How To: Paint Textured Walls
Follow this step-by-step tutorial to make light work of painting the finicky surface of a textured wall.
While an attractive way to update a knockdown, skip trowel, or orange peel finish, attempting to paint a textured wall can be a trying task. Traditional paint brushes tend to skip the peaks, valleys, and indentations, leaving unsightly bare patches that require multiple passes to cover fully. But all hope is not lost for do-it-yourselfers. If you’re preparing for a paint job, follow along with this guide on how to paint a textured wall. Its meticulous technique using either a roller or wall brush—a paint applicator that’s wider and thicker than a standard brush, with flexible square-ended bristles that hold more paint—will let you paint over any textured wall with stellar results and minimal effort.

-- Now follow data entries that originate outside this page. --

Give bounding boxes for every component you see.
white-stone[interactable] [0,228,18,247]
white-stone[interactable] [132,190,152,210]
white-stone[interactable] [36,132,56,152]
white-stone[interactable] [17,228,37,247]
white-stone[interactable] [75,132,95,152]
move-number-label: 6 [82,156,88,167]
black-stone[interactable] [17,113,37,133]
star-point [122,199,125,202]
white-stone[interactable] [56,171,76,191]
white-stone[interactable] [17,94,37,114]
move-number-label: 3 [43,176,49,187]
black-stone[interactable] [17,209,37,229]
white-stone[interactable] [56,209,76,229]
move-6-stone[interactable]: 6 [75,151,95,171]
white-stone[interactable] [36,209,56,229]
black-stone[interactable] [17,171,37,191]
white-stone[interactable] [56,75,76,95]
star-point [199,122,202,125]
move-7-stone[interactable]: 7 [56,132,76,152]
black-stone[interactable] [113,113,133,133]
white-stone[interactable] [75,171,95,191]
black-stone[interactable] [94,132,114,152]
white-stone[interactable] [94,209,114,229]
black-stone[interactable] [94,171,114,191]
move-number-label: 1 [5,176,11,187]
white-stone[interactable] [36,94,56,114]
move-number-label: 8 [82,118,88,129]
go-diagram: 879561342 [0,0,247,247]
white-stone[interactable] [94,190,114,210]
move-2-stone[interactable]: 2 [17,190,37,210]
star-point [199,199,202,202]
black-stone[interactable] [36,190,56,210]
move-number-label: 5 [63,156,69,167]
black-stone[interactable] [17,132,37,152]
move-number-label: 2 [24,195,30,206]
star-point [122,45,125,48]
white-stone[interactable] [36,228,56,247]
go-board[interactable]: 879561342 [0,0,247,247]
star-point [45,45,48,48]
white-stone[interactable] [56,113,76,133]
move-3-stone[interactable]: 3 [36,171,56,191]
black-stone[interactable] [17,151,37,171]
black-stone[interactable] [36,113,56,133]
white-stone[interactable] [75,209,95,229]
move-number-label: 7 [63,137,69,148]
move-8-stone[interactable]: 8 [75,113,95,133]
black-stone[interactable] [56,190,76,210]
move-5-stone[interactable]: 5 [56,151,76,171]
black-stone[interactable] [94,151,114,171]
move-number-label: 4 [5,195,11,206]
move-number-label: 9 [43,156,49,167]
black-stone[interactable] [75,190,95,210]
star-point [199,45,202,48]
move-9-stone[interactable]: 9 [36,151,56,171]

Choose a primer designed for textured surfaces (typically labeled as “high build” or “problem surface”). Opt for either a white or a tinted primer close to the color of the paint. Either latex or oil-based works here, but keep in mind: Oil-based is more versatile because you can top it with either latex or oil-based paint, whereas oil-based paint won’t adhere as well to latex primer.
Choose either a latex or oil-based paint with a low maintenance finish that’s reflective enough to highlight the details of the wall texture—a satin or semi-gloss sheen, rather than a flat matte finish.
Move furniture to the center of the room and cover with tarp to protect them when you begin to paint textured walls. Lay additional drop cloths on the floor below the textured walls. Detach mirrors, artwork, and window treatments. Use painter’s tape to cover baseboards, ceiling trim, and any other areas of you don’t want to paint.
Turn off light switches or fixtures, shut off the circuit breaker to the room, and then detach electrical outlet and light switch cover plates. Use painter’s tape to mask anything that cannot be removed but should not be painted.
While you’ve removed most of your light sources, do set up and turn on a battery-operated work light in the room facing the painting surface so that you can more clearly see the texture of the wall treatment.
Fill any holes or divots on the surface using a spackling compound and a putty knife. Let the compound cure according to package instructions.
Vacuum the entire textured wall to eliminate any dust on and between the grooves with a brush attachment.
In a gallon-sized bucket, dilute one ounce of liquid dish soap in one gallon of warm water. Then wipe down the wall with a clean cloth saturated with the soapy solution to lift grit and grime. Make a second pass with a water-dampened cloth and allow to dry fully.
Donning gloves and a respirator, fill a paint tray with primer and load a wall brush or paint roller with a thick nap cover. When painting textured walls—or any walls, really—apply a coat of primer to the wall in “W” shaped strokes for maximum coverage, starting with the top left corner and moving down. Let cure according to package instructions.
If discoloration or other cosmetic flaws on the wall persist after the first primer coat cures, follow with a second coat and let dry completely.
Fill a fresh paint tray with paint, dip a 2″- to 4″-wide angled brush into the tray and use this to “cut in”, painting the edges of the wall to protect abutting surfaces such as ceilings from errant paint strokes.
Load a fresh, 1-¼”- to 1-½”-thick-nap roller cover or wall brush from the same tray, and paint textured walls using the same technique you did to prime them: Make a pass over the wall in “W”-shaped strokes, working from the top down until the entire wall is covered. If, while using a roller, you find that the paint isn’t reaching the recesses of a particular region, go over it with a wall brush.
When finished, examine the wall to check for missed areas and touch up as necessary with either a chip brush or a smaller roller cover. Let the first coat of paint cure according to the package instructions.
If you desire a deeper hue, repeat Steps 8 and 9 and paint the textured walls with a second coat. Then, let it cure completely before reconnecting light fixtures and otherwise restoring the room.